Private sector contracts at a slower pace in February: Activity in Egypt’s non-oil private sector contracted for the 27th consecutive month in February, albeit at a slower pace, according to S&P Global’s purchasing managers’ index (pdf). The PMI reading rose to 46.9 in February from 45.5 a month earlier, but remained below the 50.0 mark that separates growth from contraction. The report attributes the contraction to persistently high inflation as supply chain pressures and the ongoing depreciation of the EGP took a toll on demand.
Private firms “are likely to face a prolonged downturn in 2023” on the back of persistent inflation, weakened demand, and ongoing import controls, despite initial signs of improvement in the global economy, S&P Global economist David Owen said. “S&P Global Market Intelligence believes that FX markets are not yet at their equilibrium state and that inflation will likely remain in double-digits this year."
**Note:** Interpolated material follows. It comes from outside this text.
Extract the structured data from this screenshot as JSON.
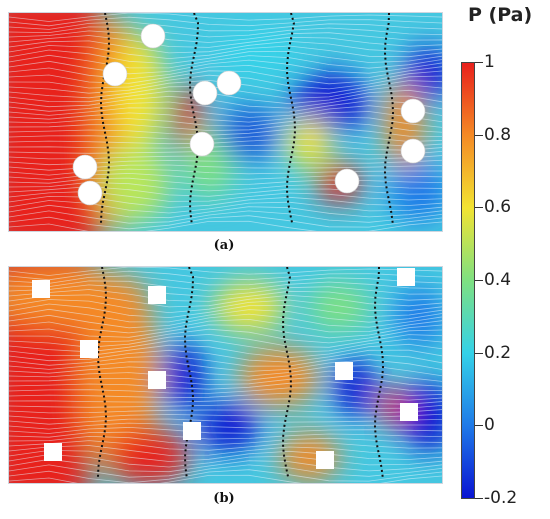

The upside: Is inflation softening? Two of the index’s key price metrics “saw a notable softening” last month after hitting multi-year highs in January. Purchase price inflation retreated to its lowest since October from a four-and-a-half-year high in January as businesses “suffered to a lesser extent from weaker exchange rates and rising import costs,” said Owen. Output price inflation similarly dropped to its lowest in four months following a near six-year high in January. “The findings provide some hope that inflation may start to soften,” Owen writes, while conceding that prices are still rising sharply on the back of the ongoing depreciation of the EGP.
REMEMBER- We’ll know more about the direction prices are headed at the end of this week.when official inflation data for February lands.
Business sentiment fell to a near-record low: Business confidence fell to come in only slightly above October’s record low, with just 5% of survey respondents forecasting a rise in output over the next 12 months.
Fewer hands on deck: Businesses slashed headcount for the third month running and at the
fastest rate in nine months as demand continued to drop.
The news got international coverage: Bloomberg.
FROM THE REGION-
The Saudi non-oil private sector grew at its fastest pace in almost eight years: Saudi Arabia’s PMI (pdf) rose to 59.8 in February from 58.2 in January on the back of a sharp surge in demand on better macro conditions.
Non-oil business activity in the UAE saw its strongest upturn since October, with the PMI (pdf) inching up to 54.3 in February from a 12-month low of 54.1 in January. That said, new business grew at its slowest rate in 17 months, “suggesting the improved growth picture may be short-lived.”